English News

  • youtube
  • facebook
  • twitter

Pakistani state, deep state, target scribes even in Europe


Pakistan is considered to be one of the most dangerous places for journalists. This year journalists discovered that, if they get too troublesome for those who matter, they are not safe even in Europe. Pakistani journalist Sajid Hussain, who escaped from Pakistan in 2012 after continuous death threats for writing on human rights violations and forced disappearances by the Pakistani Army, disappeared from Sweden.

Hussain disappeared on March 2 from Uppsala in Sweden—a country which ranks high as one of the safest places on earth. Swedish investigating agencies have no clue about what happened to Hussain. Hussain had fled for his life after police raided his home in Balochistan and questioned family members. He used to write on abuses by the Pakistani Army, which included reporting on extrajudicial political killings, arbitrary arrests and torture.

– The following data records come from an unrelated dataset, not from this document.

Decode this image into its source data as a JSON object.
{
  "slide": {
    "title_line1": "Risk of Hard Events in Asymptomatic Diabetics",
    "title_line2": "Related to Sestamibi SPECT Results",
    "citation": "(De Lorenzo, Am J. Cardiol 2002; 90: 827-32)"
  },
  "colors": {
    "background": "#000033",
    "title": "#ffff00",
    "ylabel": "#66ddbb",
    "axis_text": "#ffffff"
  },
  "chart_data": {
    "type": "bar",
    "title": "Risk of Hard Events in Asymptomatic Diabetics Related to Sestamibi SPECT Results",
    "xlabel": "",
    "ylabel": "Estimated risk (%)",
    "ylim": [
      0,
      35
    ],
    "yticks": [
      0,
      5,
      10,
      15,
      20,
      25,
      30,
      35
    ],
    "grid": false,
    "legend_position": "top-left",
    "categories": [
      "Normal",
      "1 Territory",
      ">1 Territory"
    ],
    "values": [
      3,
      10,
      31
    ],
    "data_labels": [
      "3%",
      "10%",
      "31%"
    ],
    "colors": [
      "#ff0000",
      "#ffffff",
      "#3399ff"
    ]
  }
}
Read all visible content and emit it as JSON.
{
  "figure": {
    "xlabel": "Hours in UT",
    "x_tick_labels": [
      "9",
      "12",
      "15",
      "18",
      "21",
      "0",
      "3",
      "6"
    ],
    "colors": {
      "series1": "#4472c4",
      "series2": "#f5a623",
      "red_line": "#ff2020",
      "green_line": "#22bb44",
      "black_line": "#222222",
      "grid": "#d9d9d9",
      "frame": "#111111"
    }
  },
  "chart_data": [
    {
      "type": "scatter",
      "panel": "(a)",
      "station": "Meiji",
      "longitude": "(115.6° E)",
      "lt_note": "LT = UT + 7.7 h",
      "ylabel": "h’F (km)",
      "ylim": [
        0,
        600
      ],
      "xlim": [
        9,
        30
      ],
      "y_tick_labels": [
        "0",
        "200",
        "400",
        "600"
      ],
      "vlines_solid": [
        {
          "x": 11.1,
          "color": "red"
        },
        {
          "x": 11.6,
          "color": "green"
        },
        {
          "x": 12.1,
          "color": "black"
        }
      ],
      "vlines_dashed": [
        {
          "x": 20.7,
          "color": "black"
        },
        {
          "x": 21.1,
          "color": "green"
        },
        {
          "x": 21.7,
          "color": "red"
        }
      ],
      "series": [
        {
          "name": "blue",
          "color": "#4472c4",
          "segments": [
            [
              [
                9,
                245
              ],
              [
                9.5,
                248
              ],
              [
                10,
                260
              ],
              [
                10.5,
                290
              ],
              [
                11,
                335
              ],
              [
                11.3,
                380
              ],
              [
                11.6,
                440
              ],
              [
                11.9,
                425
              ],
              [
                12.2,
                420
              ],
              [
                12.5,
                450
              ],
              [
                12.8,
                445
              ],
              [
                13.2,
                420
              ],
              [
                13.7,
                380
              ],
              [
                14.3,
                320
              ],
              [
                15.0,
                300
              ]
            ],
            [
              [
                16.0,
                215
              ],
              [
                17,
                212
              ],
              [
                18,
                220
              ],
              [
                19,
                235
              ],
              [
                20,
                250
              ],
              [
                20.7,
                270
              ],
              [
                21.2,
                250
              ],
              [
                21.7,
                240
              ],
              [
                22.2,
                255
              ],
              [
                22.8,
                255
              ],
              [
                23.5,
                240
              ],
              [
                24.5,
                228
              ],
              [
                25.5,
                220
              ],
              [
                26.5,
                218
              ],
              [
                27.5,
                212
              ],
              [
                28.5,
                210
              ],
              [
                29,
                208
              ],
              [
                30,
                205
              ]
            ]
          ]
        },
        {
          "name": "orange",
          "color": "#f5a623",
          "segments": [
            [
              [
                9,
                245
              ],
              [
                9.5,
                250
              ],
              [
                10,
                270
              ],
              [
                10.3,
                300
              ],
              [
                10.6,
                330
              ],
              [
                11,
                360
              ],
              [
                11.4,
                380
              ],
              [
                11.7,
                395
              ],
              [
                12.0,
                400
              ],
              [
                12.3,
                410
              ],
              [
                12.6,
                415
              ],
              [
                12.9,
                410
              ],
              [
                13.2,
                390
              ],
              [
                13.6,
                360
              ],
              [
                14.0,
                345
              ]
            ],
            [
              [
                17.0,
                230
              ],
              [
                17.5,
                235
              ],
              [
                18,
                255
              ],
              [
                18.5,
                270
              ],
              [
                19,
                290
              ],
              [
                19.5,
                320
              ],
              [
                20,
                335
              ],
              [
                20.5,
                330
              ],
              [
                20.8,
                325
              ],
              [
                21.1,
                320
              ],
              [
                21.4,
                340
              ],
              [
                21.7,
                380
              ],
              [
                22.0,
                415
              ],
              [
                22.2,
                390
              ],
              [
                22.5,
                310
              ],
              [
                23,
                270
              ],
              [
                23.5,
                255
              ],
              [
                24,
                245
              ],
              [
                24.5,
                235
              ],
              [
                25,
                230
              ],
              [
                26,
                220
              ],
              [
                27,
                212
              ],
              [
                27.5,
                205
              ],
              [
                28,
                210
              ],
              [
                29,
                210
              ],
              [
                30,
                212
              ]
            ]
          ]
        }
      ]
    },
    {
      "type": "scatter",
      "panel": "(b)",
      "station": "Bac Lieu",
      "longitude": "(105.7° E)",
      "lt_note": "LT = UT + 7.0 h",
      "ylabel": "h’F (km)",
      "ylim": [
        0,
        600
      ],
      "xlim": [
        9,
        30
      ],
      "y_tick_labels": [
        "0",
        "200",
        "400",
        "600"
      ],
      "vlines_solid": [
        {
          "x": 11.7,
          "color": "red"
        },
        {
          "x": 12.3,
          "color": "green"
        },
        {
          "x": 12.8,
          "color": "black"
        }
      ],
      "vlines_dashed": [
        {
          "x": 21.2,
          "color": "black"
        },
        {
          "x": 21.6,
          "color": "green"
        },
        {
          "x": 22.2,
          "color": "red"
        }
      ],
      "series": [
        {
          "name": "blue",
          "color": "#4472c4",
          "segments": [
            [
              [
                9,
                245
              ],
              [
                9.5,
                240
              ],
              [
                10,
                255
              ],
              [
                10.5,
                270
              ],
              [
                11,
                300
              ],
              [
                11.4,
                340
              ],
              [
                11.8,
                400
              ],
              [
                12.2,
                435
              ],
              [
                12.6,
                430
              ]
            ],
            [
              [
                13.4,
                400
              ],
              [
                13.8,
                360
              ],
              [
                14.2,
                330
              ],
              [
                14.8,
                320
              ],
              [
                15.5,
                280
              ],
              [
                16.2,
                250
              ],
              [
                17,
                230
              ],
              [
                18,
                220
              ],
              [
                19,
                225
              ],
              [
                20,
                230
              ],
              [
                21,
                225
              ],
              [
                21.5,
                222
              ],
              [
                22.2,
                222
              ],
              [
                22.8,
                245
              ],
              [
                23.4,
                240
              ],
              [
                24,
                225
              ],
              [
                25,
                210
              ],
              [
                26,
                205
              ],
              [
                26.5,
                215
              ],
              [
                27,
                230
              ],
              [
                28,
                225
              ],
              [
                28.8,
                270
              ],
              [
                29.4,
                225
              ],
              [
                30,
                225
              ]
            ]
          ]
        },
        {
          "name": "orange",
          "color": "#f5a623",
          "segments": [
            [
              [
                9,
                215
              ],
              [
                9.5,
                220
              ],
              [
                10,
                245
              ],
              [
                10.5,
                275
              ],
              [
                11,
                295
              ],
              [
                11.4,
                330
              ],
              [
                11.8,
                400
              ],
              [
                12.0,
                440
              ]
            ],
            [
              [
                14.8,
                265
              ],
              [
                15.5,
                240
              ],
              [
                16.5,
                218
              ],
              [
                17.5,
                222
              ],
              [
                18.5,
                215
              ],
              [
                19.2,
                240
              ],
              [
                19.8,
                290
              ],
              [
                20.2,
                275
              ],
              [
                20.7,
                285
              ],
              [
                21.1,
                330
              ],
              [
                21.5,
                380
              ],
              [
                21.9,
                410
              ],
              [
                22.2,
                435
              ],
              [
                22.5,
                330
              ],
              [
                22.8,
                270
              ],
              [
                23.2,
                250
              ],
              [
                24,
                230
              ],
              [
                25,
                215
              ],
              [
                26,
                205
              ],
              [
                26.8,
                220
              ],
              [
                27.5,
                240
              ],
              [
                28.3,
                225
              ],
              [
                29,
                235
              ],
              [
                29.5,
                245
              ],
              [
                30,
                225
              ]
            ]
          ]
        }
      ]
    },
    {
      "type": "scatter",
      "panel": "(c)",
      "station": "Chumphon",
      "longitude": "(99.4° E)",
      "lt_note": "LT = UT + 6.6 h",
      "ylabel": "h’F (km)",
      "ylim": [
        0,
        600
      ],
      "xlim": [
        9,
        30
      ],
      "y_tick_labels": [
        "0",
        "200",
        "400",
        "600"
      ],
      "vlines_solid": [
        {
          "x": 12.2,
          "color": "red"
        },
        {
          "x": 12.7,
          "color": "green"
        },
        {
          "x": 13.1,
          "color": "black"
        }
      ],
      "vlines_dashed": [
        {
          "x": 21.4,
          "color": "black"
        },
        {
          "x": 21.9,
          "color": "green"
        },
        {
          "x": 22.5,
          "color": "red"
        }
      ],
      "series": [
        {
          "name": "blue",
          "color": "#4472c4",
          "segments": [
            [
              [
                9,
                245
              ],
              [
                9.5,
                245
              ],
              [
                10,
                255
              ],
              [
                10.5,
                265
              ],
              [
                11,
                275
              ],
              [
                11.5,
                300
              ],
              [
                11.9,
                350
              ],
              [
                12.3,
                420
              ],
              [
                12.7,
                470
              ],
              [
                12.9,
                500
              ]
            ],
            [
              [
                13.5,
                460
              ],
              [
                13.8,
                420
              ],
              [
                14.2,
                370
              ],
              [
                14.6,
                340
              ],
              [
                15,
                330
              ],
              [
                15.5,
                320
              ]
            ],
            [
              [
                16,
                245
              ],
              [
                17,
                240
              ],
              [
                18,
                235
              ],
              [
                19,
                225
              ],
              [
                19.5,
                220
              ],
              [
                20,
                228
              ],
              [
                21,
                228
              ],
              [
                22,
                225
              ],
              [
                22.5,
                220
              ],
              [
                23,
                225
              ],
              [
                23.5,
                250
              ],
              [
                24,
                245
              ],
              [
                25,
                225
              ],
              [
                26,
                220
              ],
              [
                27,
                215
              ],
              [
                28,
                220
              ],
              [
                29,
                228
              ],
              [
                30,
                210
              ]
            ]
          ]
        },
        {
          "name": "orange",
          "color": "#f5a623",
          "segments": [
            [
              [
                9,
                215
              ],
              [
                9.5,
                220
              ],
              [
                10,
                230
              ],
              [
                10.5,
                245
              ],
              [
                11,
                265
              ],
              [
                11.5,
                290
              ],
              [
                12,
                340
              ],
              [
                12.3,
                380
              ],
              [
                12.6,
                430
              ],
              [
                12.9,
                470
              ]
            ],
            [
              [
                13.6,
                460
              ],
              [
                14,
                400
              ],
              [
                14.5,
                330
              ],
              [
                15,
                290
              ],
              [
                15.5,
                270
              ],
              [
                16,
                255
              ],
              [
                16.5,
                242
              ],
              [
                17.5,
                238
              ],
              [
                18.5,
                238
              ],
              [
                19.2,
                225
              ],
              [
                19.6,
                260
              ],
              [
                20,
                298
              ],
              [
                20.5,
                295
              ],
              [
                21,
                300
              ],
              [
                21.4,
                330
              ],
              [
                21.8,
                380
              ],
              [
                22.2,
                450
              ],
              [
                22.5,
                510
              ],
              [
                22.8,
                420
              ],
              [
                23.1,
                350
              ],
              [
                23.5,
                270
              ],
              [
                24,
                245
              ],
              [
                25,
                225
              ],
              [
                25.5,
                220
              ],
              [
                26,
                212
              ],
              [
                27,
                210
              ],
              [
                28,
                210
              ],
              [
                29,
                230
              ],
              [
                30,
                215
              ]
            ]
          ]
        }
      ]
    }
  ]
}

He was the editor-in-chief of the Pakistani news website Baluchistan Times, which often offended Pakistan's powerful intelligence agency ISI for its writing on army’s repression in the region. Just before Hussain's disappearance, Pakistani blogger Ahmad Waqass Goraya was assaulted by two men outside his residence in Rotterdam, the Netherlands. He had fled Pakistan about a decade back after he had been kidnapped and tortured, along with four other social media activists and bloggers. Goraya says that he was kidnapped by authorities, unhappy over his journalism.More than ten years later, even in the Netherlands he receives online death threats. Goraya claims he knows Pakistani journalists who have been attacked in France and Germany as well.

Talking about this trend of the Pakistani deep state assaulting journalists in Europe, Radio Free Europe, which promotes free flow of information in eastern Europe and the Arab world, says, "The military, intelligence community, and military-affiliated political groups have been suspected in the killings of 22 reporters in the past decade." The France-based Reporters Without Borders, whose mandate includes promoting free, independent and pluralistic journalism and to defend media persons, believes that Pakistan's notorious intelligence agency, ISI, keeps a list of exiled reporters. No wonder Gul Bukhari, another Pakistani journalist now in London, is careful not to leak her location to the public.

She says that the Pakistani High Commission in London has been trying to locate her address. Bukhari fears she will be harmed if the Pakistan government gets to know her whereabouts in the UK. While in Pakistan, Bukhari had been kidnapped in May 2018 in Lahore on her way to a television studio. Because of her critical views about the Pakistani Army, the suspicion immediately fell on the Army, which promptly denied any hand in her kidnapping.

As a journalist for the newspaper, The Nation, she had been writing about the military's meddling in politics and its role in forced disappearances. However, Pakistan is in no mood to let go of Bukhari. Around the same time that Goraya was assaulted in front of his home in the Netherlands, the counter terrorism branch of the Federal Investigation Agency of Pakistan asked Bukhari to appear in court over charges related to propaganda against the government, security organizations, and its judiciary.

Alternatively, the government is threatening to lodge terrorism charges against her. Knowing what fate awaits her if she returns to Pakistan, she has decided to not go back to her homeland. Even as Pakistani journalists face intimidation in European countries, the Imran Khan government has increased the pressure on local journalists also. Just look at some of these examples. In a surprise move, Pakistan recently ordered the release of Ahmed Omar Saeed Sheikh, who had masterminded the killing of American journalist Daniel Pearl. Pearl was the South Asia Bureau Chief of The Wall Street Journal when he was kidnapped and murdered in 2002.

A graphic video of his decapitation was delivered to the US consulate a month later. Pakistan is also under pressure to release Mir Shakil-ur-Rehman, the editor-in-chief of Jang Media Group, who was arrested in March over purchase of property nearly 34 years back. Eminent scholars, journalists and personalities, apart from international organizations, have written to the Pakistan government to release the Jang editor, who has been languishing in jail since March 12.

Pakistan has been using anti-terror laws against journalists to intimidate them and even detain them without the approval of the courts. The worrisome trend, however, is that the threats, assaults, detentions, murders and disappearances of media persons which were confined to Pakistan have now arrived in Europe.